Her eyes narrowed and then she asked probably the most important question. “Why do you want to be friends with me? I mean, I appreciate you apologizing and clearing the air. Trust me. You will never understand how much that—” Her voice cracked, and she cleared her throat. She wasn’t going to let him see how much that did mean. “I needed that, but we could just be . . . cool with one another. You know, not be mean to each other. We don’t have to be friends.”

His gaze found its way back to hers. “But what if that’s what I want?”

A tremor danced between her shoulder blades. Their gazes collided again and held. “Why?” she whispered. “Why would you want that?”

His gaze dropped and for a stuttered heartbeat, she thought he was looking at her mouth, but that made no sense whatsoever. Then his gaze was fastened to hers again. “Honest?”

“Honest.”

“I . . . I don’t know,” he said, and his lashes lowered. “I just know what I want.”

Nikki really had no response to that.

That half grin returned. “And you might as well agree to it.”

“Why?”

“Because I’m a de Vincent,” he said. “And we always get what we want.”

She stared at him, unsure of what to make of any of what he was saying. “Is that so?”

“So.”

Her lips twitched as she looked away. She honestly didn’t know what to say to him. Wasn’t it just last night when she was saying to Rosie that she wanted things to go back to the way they were before that night? Gabe was offering that to her, but how he’d treated her since she’d been back had hurt and Gabe wasn’t the same guy she remembered. Neither was—crap! She shot out of the swing. “What time is it?”

“Don’t know.” He leaned back, pulling his cellphone out of his pocket. “It’s almost ten—”

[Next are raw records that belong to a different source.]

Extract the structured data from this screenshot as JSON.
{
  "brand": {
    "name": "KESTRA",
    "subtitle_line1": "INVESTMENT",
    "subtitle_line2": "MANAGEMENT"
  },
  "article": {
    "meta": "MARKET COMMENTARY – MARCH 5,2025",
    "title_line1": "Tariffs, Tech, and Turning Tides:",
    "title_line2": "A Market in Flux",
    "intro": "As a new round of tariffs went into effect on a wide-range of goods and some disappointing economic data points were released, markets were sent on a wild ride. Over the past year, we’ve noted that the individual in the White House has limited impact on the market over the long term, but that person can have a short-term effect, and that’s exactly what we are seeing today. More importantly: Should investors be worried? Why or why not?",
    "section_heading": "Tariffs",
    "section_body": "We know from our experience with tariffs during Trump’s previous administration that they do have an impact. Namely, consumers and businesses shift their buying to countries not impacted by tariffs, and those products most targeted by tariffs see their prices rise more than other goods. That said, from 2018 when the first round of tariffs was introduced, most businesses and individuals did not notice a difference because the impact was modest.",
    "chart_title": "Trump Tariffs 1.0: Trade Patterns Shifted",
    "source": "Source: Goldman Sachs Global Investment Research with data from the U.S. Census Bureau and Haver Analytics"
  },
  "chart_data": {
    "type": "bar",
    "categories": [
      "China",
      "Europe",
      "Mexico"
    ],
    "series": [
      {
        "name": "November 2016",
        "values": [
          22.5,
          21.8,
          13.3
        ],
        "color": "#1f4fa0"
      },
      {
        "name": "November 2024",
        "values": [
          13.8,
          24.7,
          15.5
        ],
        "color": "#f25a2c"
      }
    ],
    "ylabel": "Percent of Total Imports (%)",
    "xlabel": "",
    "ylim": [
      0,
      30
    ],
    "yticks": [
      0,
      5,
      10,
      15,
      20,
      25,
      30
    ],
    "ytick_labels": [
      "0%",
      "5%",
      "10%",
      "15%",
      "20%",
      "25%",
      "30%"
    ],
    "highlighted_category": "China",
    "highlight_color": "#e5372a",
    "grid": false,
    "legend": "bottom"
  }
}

“Damn it. I’m going to be late.”

“Late for what? It’s Sunday.”

“I know what day it is.” She hurried toward the back door. “I have to go.”

“Nic.” Gabe rose.

She yanked open the storm door. “We’ll have to pick up this conversation later.”

Or maybe never.

Never sounded good.

“What are you doing?” Nikki demanded as she drew up short, her car keys in one hand and purse in the other.

Gabe blocked her access to the driver’s door of her car. He was leaning against it actually, his arms folded across his chest, ankles crossed. He had donned a pair of silver aviator-style sunglasses, and as much as she hated to admit it, he looked good in them.

Real good.

A little under an hour had passed since she’d left Gabe on the back porch, having just enough time to shower, halfway blow-dry her hair, and pull it up in a bun. She’d figured he’d left, and honestly, she didn’t even have time to think about their conversation.

“Waiting,” he answered. “For you.”

Stepping around a little garden gnome her mom had by the sidewalk, she walked over to him. “I really don’t have time. I’m going to—”

“The shelter to walk the dogs,” he cut in. “I know. Your mother told me while I visited her.”

Nikki hadn’t even seen her mom this morning and Gabe had? Something was wrong with that. “Then you know I have to go.”